Saturn stands out among the planets in our solar system because its magnetic field appears to be almost perfectly symmetrical around the rotation axis. Detailed measurements of the magnetic field gleaned from the last orbits of NASA’s Cassini mission provide an opportunity to better understand the planet’s deep interior, where the magnetic field is generated, said lead author Chi Yan, a Johns Hopkins PhD candidate.

—but they don’t understand it, and it is “notoriously difficult to study the interior structures of large gaseous planets,” the press release admits. Making up stories, however, is easy. The grad student invents a new theory of “methane rain” to ignite the dynamo. How long has that rainstorm been going? Billions of years? Computer models are not reality, even if they correspond with one’s preferred “scenario” once in awhile.

Saturn’s tilt caused by its moons (French National Centre for Scientific Research, CNRS). Two guys from CNRS figured that the present configuration of Saturn’s tilt can be explained by the motions of its moons, but that requires belief in billions of years. “Their work, published on 18 January 2021 in the journal Nature Astronomy, also predicts that the tilt will increase even further over the next few billion years.” The audacity of these guys, predicting what will happen when they will be long gone and no longer accountable for misleading the public! The article is useful in one respect: “These findings call into question previous scenarios.” People should learn a lesson from this. They should learn to call into question current scenarios.

New Chronology of the Saturn System (Planetary Science Institute, Sept 2020). Chief storyteller Alan Fischer of PSI relates a ‘new and improved’ scenario for how Saturn and its moons came to be. Alas; it’s simply a congrats piece about PSI associate Sam Bell, echoing what he said about Titan (above). Bell is still relating what he thinks is “likely” but is now applying his mythoids to the whole Saturn system. Presumably you won’t care because you’re still asleep.

Don’t be intimidated by planetary scientists.
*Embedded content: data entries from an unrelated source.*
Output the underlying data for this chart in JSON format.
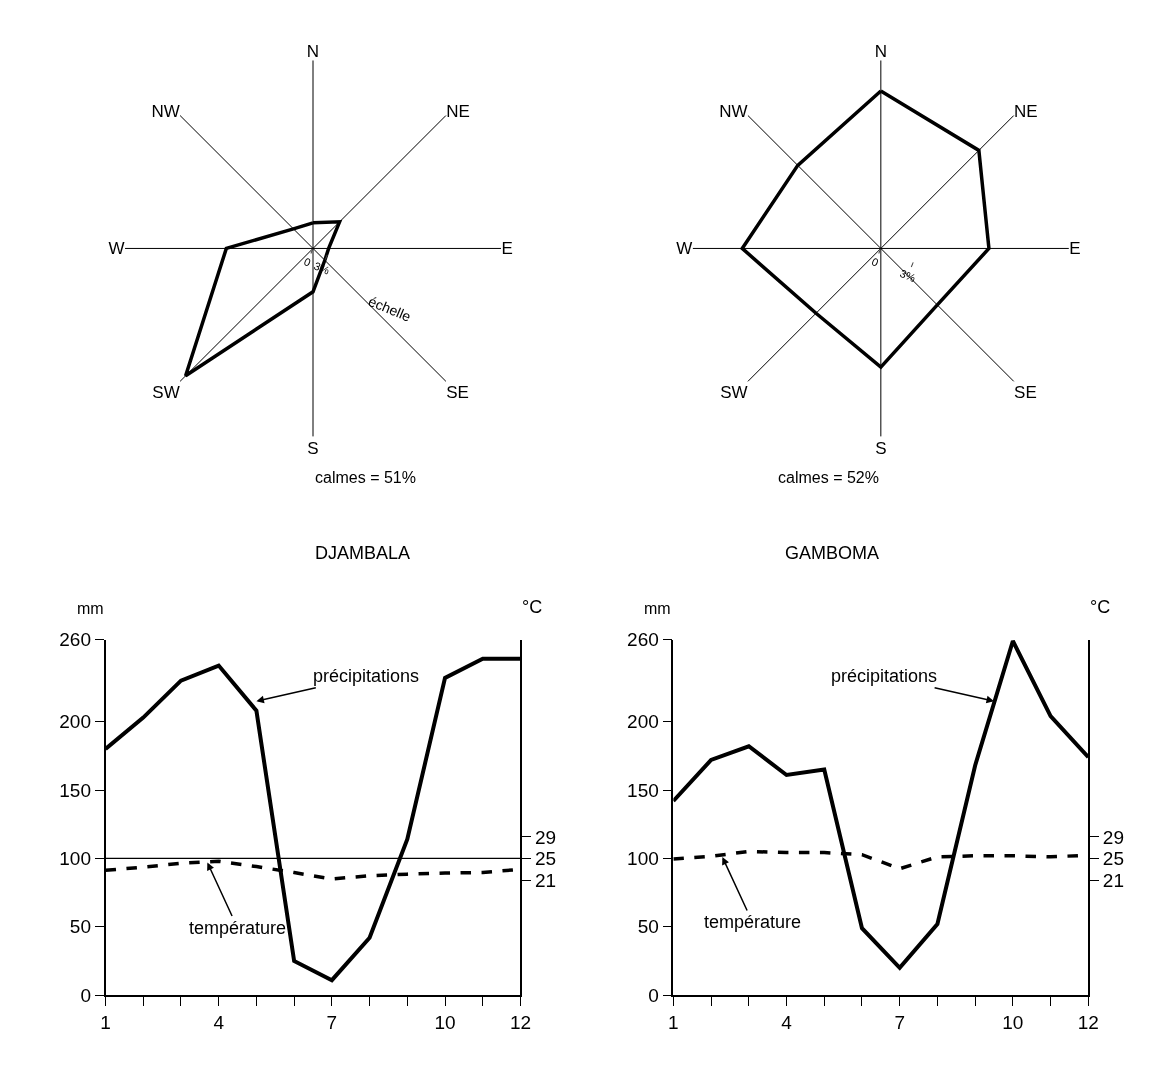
{
  "chart_data": [
    {
      "type": "radar",
      "categories": [
        "N",
        "NE",
        "E",
        "SE",
        "S",
        "SW",
        "W",
        "NW"
      ],
      "ylim": [
        0,
        36
      ],
      "yticks": [
        0,
        {
          "value": 3,
          "label": "3%"
        }
      ],
      "ylabel": "échelle",
      "annotations": [
        "calmes = 51%"
      ],
      "series": [
        {
          "color": "#000000",
          "values": [
            4.9,
            7.2,
            3.0,
            3.2,
            8.3,
            34.5,
            16.6,
            5.3
          ]
        }
      ]
    },
    {
      "type": "radar",
      "categories": [
        "N",
        "NE",
        "E",
        "SE",
        "S",
        "SW",
        "W",
        "NW"
      ],
      "ylim": [
        0,
        16
      ],
      "yticks": [
        0,
        {
          "value": 3,
          "label": "3%"
        }
      ],
      "annotations": [
        "calmes = 52%"
      ],
      "series": [
        {
          "color": "#000000",
          "values": [
            13.4,
            11.8,
            9.2,
            6.8,
            10.1,
            7.8,
            11.8,
            10.0
          ]
        }
      ]
    },
    {
      "type": "line",
      "title": "DJAMBALA",
      "ylabel": "mm",
      "y2label": "°C",
      "x": [
        1,
        2,
        3,
        4,
        5,
        6,
        7,
        8,
        9,
        10,
        11,
        12
      ],
      "xlim": [
        1,
        12
      ],
      "xticks": [
        1,
        {
          "value": 2,
          "label": null
        },
        {
          "value": 3,
          "label": null
        },
        4,
        {
          "value": 5,
          "label": null
        },
        {
          "value": 6,
          "label": null
        },
        7,
        {
          "value": 8,
          "label": null
        },
        {
          "value": 9,
          "label": null
        },
        10,
        {
          "value": 11,
          "label": null
        },
        12
      ],
      "ylim": [
        0,
        260
      ],
      "yticks": [
        0,
        50,
        100,
        150,
        200,
        260
      ],
      "y2lim": [
        -0.3,
        65.5
      ],
      "y2ticks": [
        21,
        25,
        29
      ],
      "ref_lines": [
        {
          "axis": "y",
          "value": 100,
          "color": "#000000"
        }
      ],
      "annotations": [
        {
          "text": "précipitations",
          "x": 5,
          "y": 215
        },
        {
          "text": "température",
          "x": 3.7,
          "y": 97
        }
      ],
      "series": [
        {
          "color": "#000000",
          "line_style": "solid",
          "values": [
            180,
            203,
            230,
            241,
            208,
            25,
            11,
            42,
            114,
            232,
            246,
            246
          ]
        },
        {
          "color": "#000000",
          "line_style": "dashed",
          "axis": "y2",
          "values": [
            22.8,
            23.4,
            24.1,
            24.5,
            23.5,
            22.4,
            21.2,
            21.8,
            22.1,
            22.3,
            22.4,
            23.0
          ]
        }
      ]
    },
    {
      "type": "line",
      "title": "GAMBOMA",
      "ylabel": "mm",
      "y2label": "°C",
      "x": [
        1,
        2,
        3,
        4,
        5,
        6,
        7,
        8,
        9,
        10,
        11,
        12
      ],
      "xlim": [
        1,
        12
      ],
      "xticks": [
        1,
        {
          "value": 2,
          "label": null
        },
        {
          "value": 3,
          "label": null
        },
        4,
        {
          "value": 5,
          "label": null
        },
        {
          "value": 6,
          "label": null
        },
        7,
        {
          "value": 8,
          "label": null
        },
        {
          "value": 9,
          "label": null
        },
        10,
        {
          "value": 11,
          "label": null
        },
        12
      ],
      "ylim": [
        0,
        260
      ],
      "yticks": [
        0,
        50,
        100,
        150,
        200,
        260
      ],
      "y2lim": [
        -0.3,
        65.5
      ],
      "y2ticks": [
        21,
        25,
        29
      ],
      "annotations": [
        {
          "text": "précipitations",
          "x": 9.5,
          "y": 215
        },
        {
          "text": "température",
          "x": 2.3,
          "y": 101
        }
      ],
      "series": [
        {
          "color": "#000000",
          "line_style": "solid",
          "values": [
            142,
            172,
            182,
            161,
            165,
            49,
            20,
            52,
            168,
            259,
            204,
            174
          ]
        },
        {
          "color": "#000000",
          "line_style": "dashed",
          "axis": "y2",
          "values": [
            24.9,
            25.4,
            26.3,
            26.1,
            26.1,
            25.7,
            23.1,
            25.3,
            25.5,
            25.5,
            25.3,
            25.6
          ]
        }
      ]
    }
  ]
}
They’re just people like you and me, complete with biases. They went to school for years, know a lot of math and jargon, and can take careful measurements better than most. They get a lot of government money. They use it to build amazing machines that can fly and take precise measurements. They can devise models and test them (sometimes) against observations.

Beyond that, they act like a social club within a filter bubble, where nobody dares step outside the boundaries of ‘accepted truth’ lest they get canceled. Few are those able to buck the consensus, because the cost is enormous. They could lose their careers. Did you see the storytelling going on above? Did you detect the unwarranted speculations? They can see what is going on now at Saturn, but they cannot say what went on billions of years ago, because they were not there. They thought Titan was buried under an ocean of ethane, but it wasn’t. They were wrong about that and many other facts that have since come to light.

One logical thing they can do is set upper limits for how long processes have been going on (e.g., the geysers of Enceladus). They will never set them too low, however, because they need billions of years. Why? King Charles, who rules science from the grave, needs the time to get from molecules to man. When it finally hits enough of them that Charlie was a racist, sexist storyteller who needs to be toppled, it might just liberate their minds to question what they think they know about vast ages, and believe what their eyes are telling them about youth. Most likely that will not happen with the current batch. They don’t want to lose their D-Merit Badges that grant them entry to the conferences with wine and croissants. Younger minds, less beholden to the old ways, may some day stop insisting that planets take those billions of years. The planets don’t need them. They don’t want them.